Andrea BelfiAndrea Belfi è un artista che può vantare un numero non indifferente di progetti. Batterista dei Rosolina Mar, parte di B/B/S in compagnia di Erik Skodvin e Aidan Baker, Il Sogno Del Marinaio e Hobocombo, ha inoltre collaborato all’ultima fatica discografica di Carla Buzolich. In doppia veste, di batterista e manipolatore sonoro, in questo nuovo lavoro – edito per l’interessantissima label, Miasmah – Belfi si attesta ulteriormente come uno dei musicisti elettroacustici italiani più orginali ed interessanti, con uno stile ed un approccio sonoro del tutto personali.

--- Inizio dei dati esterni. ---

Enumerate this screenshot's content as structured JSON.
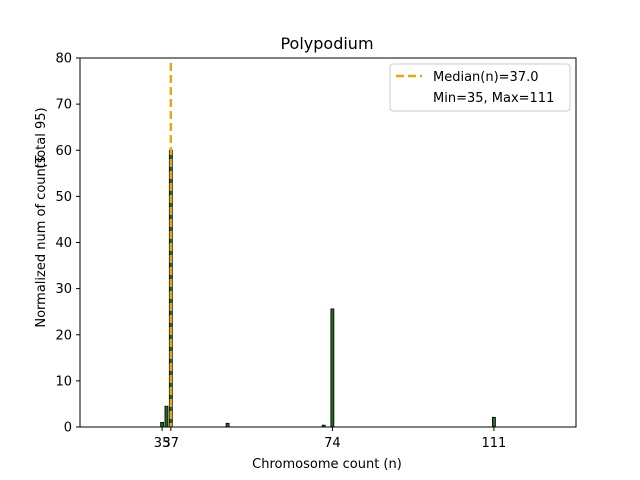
{
  "chart_data": {
    "type": "bar",
    "title": "Polypodium",
    "xlabel": "Chromosome count (n)",
    "ylabel_main": "Normalized num of counts",
    "ylabel_total": "(Total 95)",
    "xlim": [
      16.2,
      129.8
    ],
    "ylim": [
      0,
      80
    ],
    "yticks": [
      0,
      10,
      20,
      30,
      40,
      50,
      60,
      70,
      80
    ],
    "xticks": [
      35,
      37,
      74,
      111
    ],
    "bar_color": "#1f6b1f",
    "bar_edge": "#000000",
    "bars": [
      {
        "x": 35,
        "y": 1.0
      },
      {
        "x": 36,
        "y": 4.5
      },
      {
        "x": 37,
        "y": 60.0
      },
      {
        "x": 50,
        "y": 0.8
      },
      {
        "x": 72,
        "y": 0.4
      },
      {
        "x": 74,
        "y": 25.6
      },
      {
        "x": 111,
        "y": 2.1
      }
    ],
    "median": {
      "x": 37.0,
      "color": "#e6a817",
      "label": "Median(n)=37.0"
    },
    "legend": {
      "position": "top-right",
      "entries": [
        "Median(n)=37.0",
        "Min=35, Max=111"
      ]
    }
  }
}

Strutturalmente il lavoro si presenta diviso in due tracce a loro volta composte di tre movimenti, la cui nomenclatura rimanda in qualche modo a degli haiku. La prima suite si apre con Oggetti Creano Forme. I droni e le soundscape  fanno da tappeto alle pulsazioni di una batteria dai connotati quasi marziali. Una lieve apertura, appena accennata, apre le porte al secondo capitolo di questo primo trittico: Nel Vuoto. La batteria, colonna portante del primo movimento scompare per lasciar spazio ai droni e ai suoni, via via sempre più sottili ed acuminati, che faranno da trampolino di lancio per la conclusiva Roteano. Torna la pulsazione iniziale in apertura del disco, e con essa anche la batteria, questa volta con un pattern più sommesso e allo stesso tempo “dinamico”. Il gioco si ripete come nella prima parte: una lenta apertura, la sospensione ritmica, e la lenta chiusura. Un’apertura solo accennata, per poi richiudersi su se stesso.

Forme Creano Oggetti apre la seconda tranche di brani. Percussioni lontane, disturbi, feedback, ci accolgono in questo nuovo trittico sonico, in modo quasi sordo, per poi aprirsi e fare da incipit per il secondo brano del nuovo trittico. Su Linee Rette vede il ritorno del “beat”, ritmica sulla quale si vanno ad incastrare i suoni metallici prima e un synth dal suono pulsante poi. È un lento crescere, fatto di pulsazioni in costante movimento e suoni liquidi per una costruzione ritmica che va inspessendosi, rendendosi sempre più complessa ed articolata, fino al ritorno ai tribalismi appena accennati a metà disco, che faranno da introduzione per il sesto e ultimo brano, “immobili”. Qui le percussioni ed il feedback fanno da contorno ad una melodia appena accennata, che ancora una volta implode, muore, chiudendo la seconda ed ultima parte di questo breve ma intenso lavoro.

Al di là della suddivisione dei brani stessi, quello che viene fuori è un tutt’uno, un magma sonoro continuo, per un suono estremamente affascinante e personale dove i droni, i suoni, le atmosfere si intrecciano con un uso del tutto personale del drumkit, disegnando quadri sonori ove il minimalismo, la cura e la ricerca delle benché minime sfumature sonore la fanno da padrone per tutta la durata dell’album. Un lavoro privo di grandi escursioni dinamiche ma che in mezzora abbondante di musica descrive paesaggi onirici che in qualche modo si fanno rappresentazione sonora del concetto pittorico cui il titolo stesso di questo pregevole lavoro fa riferimento. Consigliatissimo.